The baby bottle craze in the Arabian Gulf countries is causing backlash

DUBAI, United Arab Emirates (AP) – Cafés in several Arabian Gulf countries started selling coffee and other cold drinks in baby bottles this month, starting a new trend that has sparked excitement, confusion and backlash.

The craze started at Einstein Cafe, a slick dessert chain with locations across the region, from Dubai to Kuwait to Bahrain. Instead of regular paper cups, the cafe, inspired by photos of trendy-looking bottles shared on social media, decided to serve its thick milky drinks in plastic baby bottles.

While the franchise wasn’t a newcomer to baby-themed products – a milkshake with cerelac, the infant rice cereal, is a long-standing best seller – the unprecedented fervor over the baby bottles was a bit of a shock. All the stress and anxiety about the coronavirus pandemic seems to have prompted some to find an outlet in the strange new craze.

“Everyone wanted to buy it, people were calling all day to tell us they’re coming with their friends, they’re coming with their mom and dad,” Younes Molla, CEO of the Einstein franchise in the UAE, told The Associated. . Busy this week. “After so many months with the pandemic, with all the difficulties, people took pictures, they had fun, they remembered their childhood.”

Lines clogged the Einstein stores across the Gulf. People of all ages flocked to the sidewalks, waiting for their chance to suck coffee and juice from a plastic bottle. Some customers even brought their own baby bottles to other cafes and begged baffled baristas to fill them.

Baby bottle photos filled with colorful kaleidoscopes of drinks drew thousands of likes on Instagram and echoed through the popular social media app TikTok. A cure for the world’s uncertainty? A reaction to a primal instinct? Either way, a trend was born.

Soon, however, online haters took note: The baby bottle drinkers and providers were faced with a barrage of nasty comments.

“People were so angry, they said terrible things, that we were an ‘aeb’ to Islam and Muslim culture,” said Molla, using the Arabic term for shame or dishonor.

Last week, the anger hit the highest levels of government. The Dubai authorities have acted harshly. Inspection teams stormed into pubs where the trend had penetrated and handed out fines.

“Such indiscriminate use of baby bottles is not only contrary to local culture and traditions,” the government statement said, “but mishandling the bottle while filling may also contribute to the spread of COVID-19,” one clear reference to those who take their used bottles to other cafes.

Authorities, the statement added, had been “warned by social media users about the negative practice and its risks.”

There was also backlash from Kuwait, where the government temporarily closed the Einstein Café, and from Bahrain, where the Department of Commerce sent police to cafes armed with live cameras and warned all eateries that serving drinks in baby bottles “is in violation of the law.

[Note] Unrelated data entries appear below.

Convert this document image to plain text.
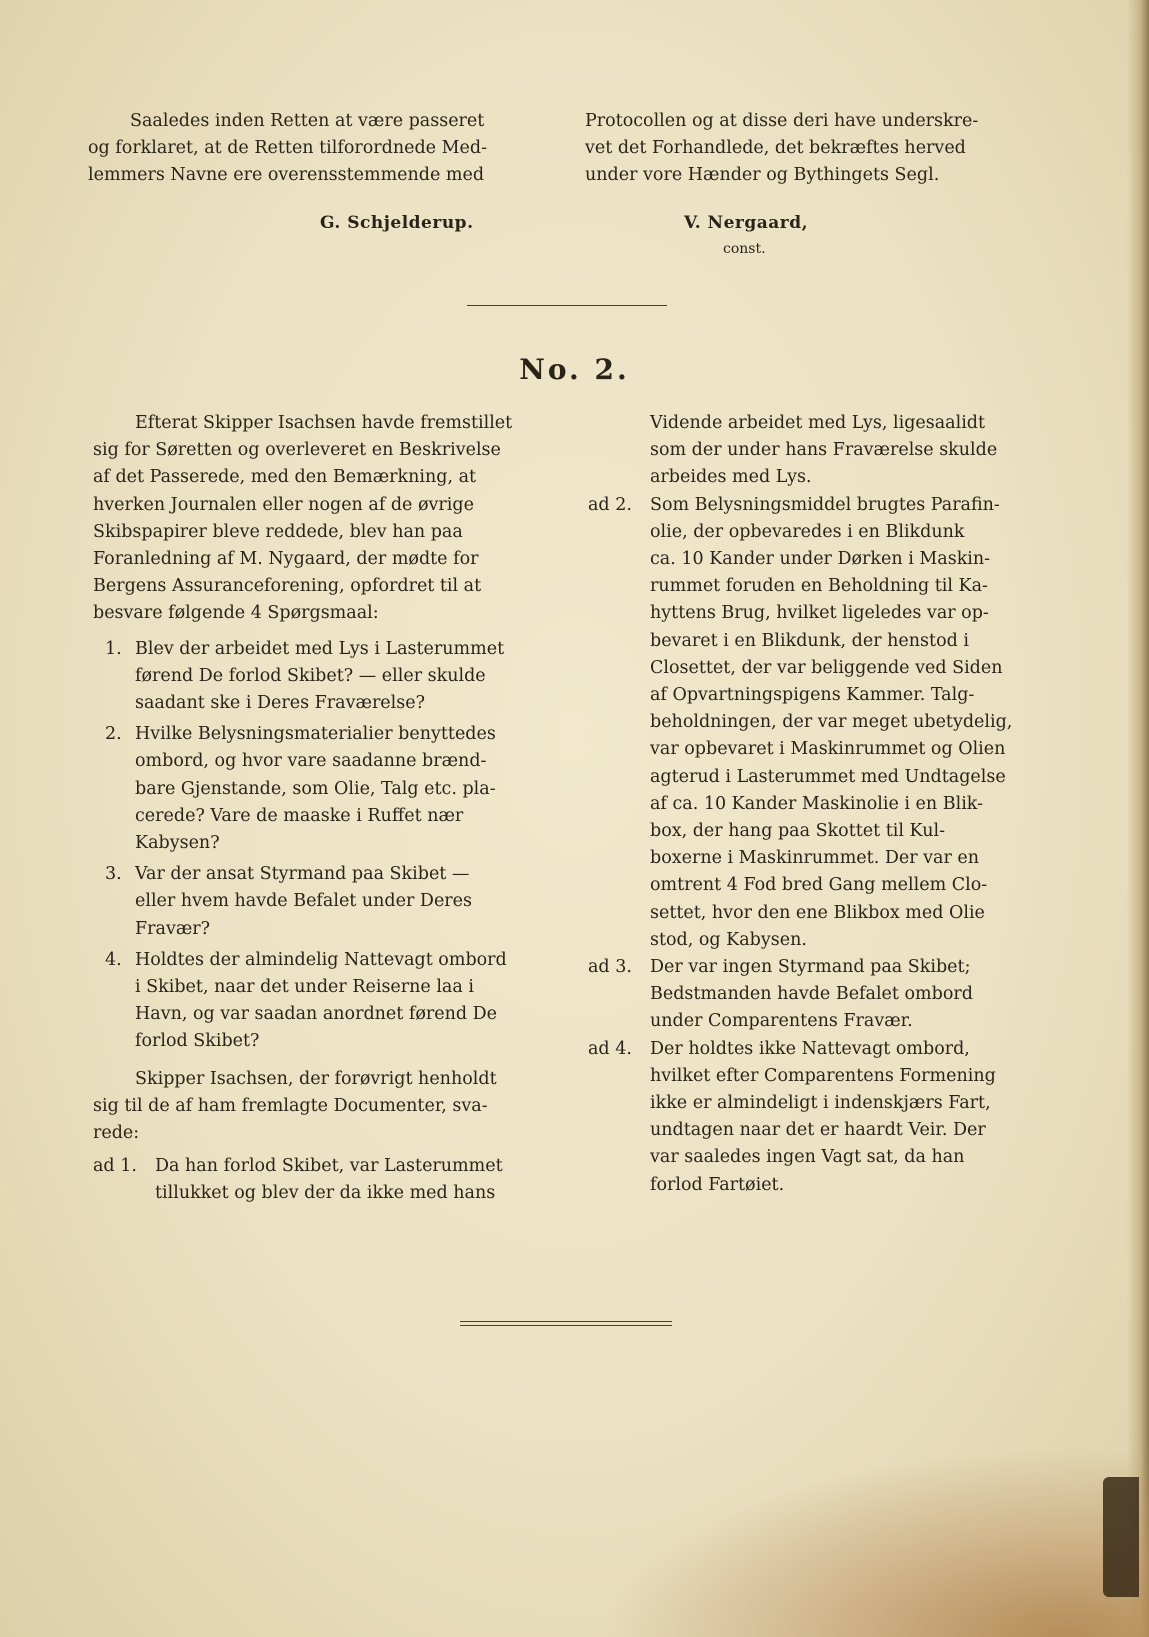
Saaledes inden Retten at være passeret

og forklaret, at de Retten tilforordnede Med-

lemmers Navne ere overensstemmende med

Protocollen og at disse deri have underskre-

vet det Forhandlede, det bekræftes herved

under vore Hænder og Bythingets Segl.

G. Schjelderup.	V. Nergaard,
const.
No. 2.

Efterat Skipper Isachsen havde fremstillet

sig for Søretten og overleveret en Beskrivelse

af det Passerede, med den Bemærkning, at

hverken Journalen eller nogen af de øvrige

Skibspapirer bleve reddede, blev han paa

Foranledning af M. Nygaard, der mødte for

Bergens Assuranceforening, opfordret til at

besvare følgende 4 Spørgsmaal:

1. Blev der arbeidet med Lys i Lasterummet

førend De forlod Skibet? — eller skulde

saadant ske i Deres Fraværelse?

2. Hvilke Belysningsmaterialier benyttedes

ombord, og hvor vare saadanne brænd-

bare Gjenstande, som Olie, Talg etc. pla-

cerede? Vare de maaske i Ruffet nær

Kabysen?

3. Var der ansat Styrmand paa Skibet —

eller hvem havde Befalet under Deres

Fravær?

4. Holdtes der almindelig Nattevagt ombord

i Skibet, naar det under Reiserne laa i

Havn, og var saadan anordnet førend De

forlod Skibet?

Skipper Isachsen, der forøvrigt henholdt

sig til de af ham fremlagte Documenter, sva-

rede:

ad 1.	Da han forlod Skibet, var Lasterummet

tillukket og blev der da ikke med hans

Vidende arbeidet med Lys, ligesaalidt

som der under hans Fraværelse skulde

arbeides med Lys.

ad 2.	Som Belysningsmiddel brugtes Parafin-

olie, der opbevaredes i en Blikdunk

ca. 10 Kander under Dørken i Maskin-

rummet foruden en Beholdning til Ka-

hyttens Brug, hvilket ligeledes var op-

bevaret i en Blikdunk, der henstod i

Closettet, der var beliggende ved Siden

af Opvartningspigens Kammer. Talg-

beholdningen, der var meget ubetydelig,

var opbevaret i Maskinrummet og Olien

agterud i Lasterummet med Undtagelse

af ca. 10 Kander Maskinolie i en Blik-

box, der hang paa Skottet til Kul-

boxerne i Maskinrummet. Der var en

omtrent 4 Fod bred Gang mellem Clo-

settet, hvor den ene Blikbox med Olie

stod, og Kabysen.

ad 3.	Der var ingen Styrmand paa Skibet;

Bedstmanden havde Befalet ombord

under Comparentens Fravær.

ad 4.	Der holdtes ikke Nattevagt ombord,

hvilket efter Comparentens Formening

ikke er almindeligt i indenskjærs Fart,

undtagen naar det er haardt Veir. Der

var saaledes ingen Vagt sat, da han

forlod Fartøiet.
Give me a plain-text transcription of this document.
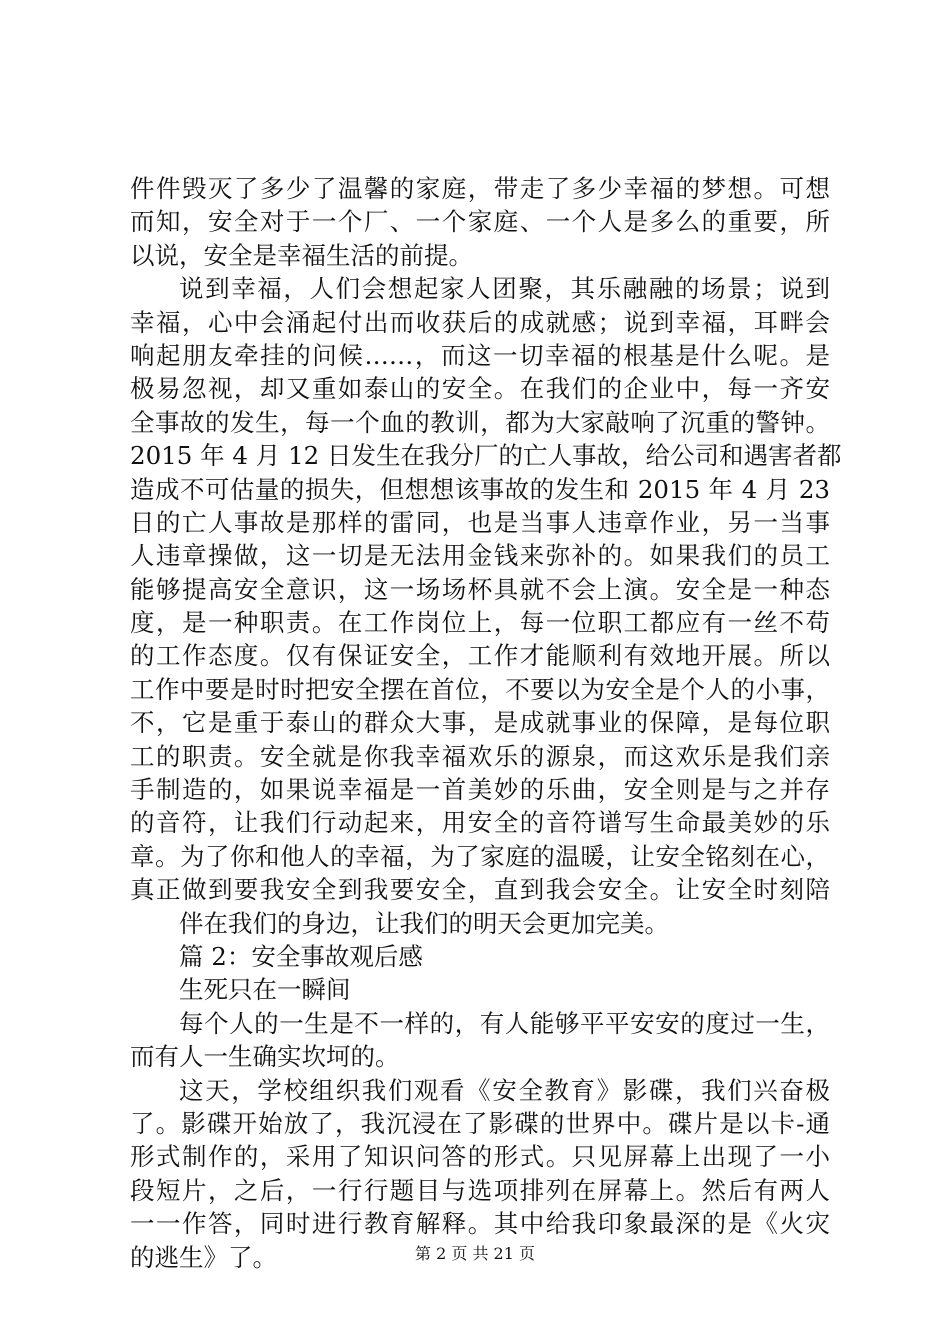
件件毁灭了多少了温馨的家庭，带走了多少幸福的梦想。可想
而知，安全对于一个厂、一个家庭、一个人是多么的重要，所
以说，安全是幸福生活的前提。
说到幸福，人们会想起家人团聚，其乐融融的场景；说到
幸福，心中会涌起付出而收获后的成就感；说到幸福，耳畔会
响起朋友牵挂的问候……，而这一切幸福的根基是什么呢。是
极易忽视，却又重如泰山的安全。在我们的企业中，每一齐安
全事故的发生，每一个血的教训，都为大家敲响了沉重的警钟。
2015 年 4 月 12 日发生在我分厂的亡人事故，给公司和遇害者都
造成不可估量的损失，但想想该事故的发生和 2015 年 4 月 23
日的亡人事故是那样的雷同，也是当事人违章作业，另一当事
人违章操做，这一切是无法用金钱来弥补的。如果我们的员工
能够提高安全意识，这一场场杯具就不会上演。安全是一种态
度，是一种职责。在工作岗位上，每一位职工都应有一丝不苟
的工作态度。仅有保证安全，工作才能顺利有效地开展。所以
工作中要是时时把安全摆在首位，不要以为安全是个人的小事，
不，它是重于泰山的群众大事，是成就事业的保障，是每位职
工的职责。安全就是你我幸福欢乐的源泉，而这欢乐是我们亲
手制造的，如果说幸福是一首美妙的乐曲，安全则是与之并存
的音符，让我们行动起来，用安全的音符谱写生命最美妙的乐
章。为了你和他人的幸福，为了家庭的温暖，让安全铭刻在心，
真正做到要我安全到我要安全，直到我会安全。让安全时刻陪
伴在我们的身边，让我们的明天会更加完美。
篇 2：安全事故观后感
生死只在一瞬间
每个人的一生是不一样的，有人能够平平安安的度过一生，
而有人一生确实坎坷的。
这天，学校组织我们观看《安全教育》影碟，我们兴奋极
了。影碟开始放了，我沉浸在了影碟的世界中。碟片是以卡-通
形式制作的，采用了知识问答的形式。只见屏幕上出现了一小
段短片，之后，一行行题目与选项排列在屏幕上。然后有两人
一一作答，同时进行教育解释。其中给我印象最深的是《火灾
的逃生》了。	第 2 页 共 21 页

Bahraini customs and traditions. ”

Oman urged citizens to report sightings of baby bottles to the Consumer Protection Authority hotline. Saudi Twitter users and media personalities condemned the trend in its harshest terms, with popular news website Mujaz al-Akhbar complaining that the “ daughters of the kingdom have suffered a loss of modesty and religion. ”

It is not the first time that guards of local customs in the Arab Gulf states have turned their anger at social media phenomena. Vague laws across the region give authorities widespread power to eradicate public immorality and indecency. For example, last spring, Emirati officers arrested a young expat for posting a video on TikTok in which he sneezed into a banknote accusing him of ‘harming’ the reputation of the UAE and its institutions.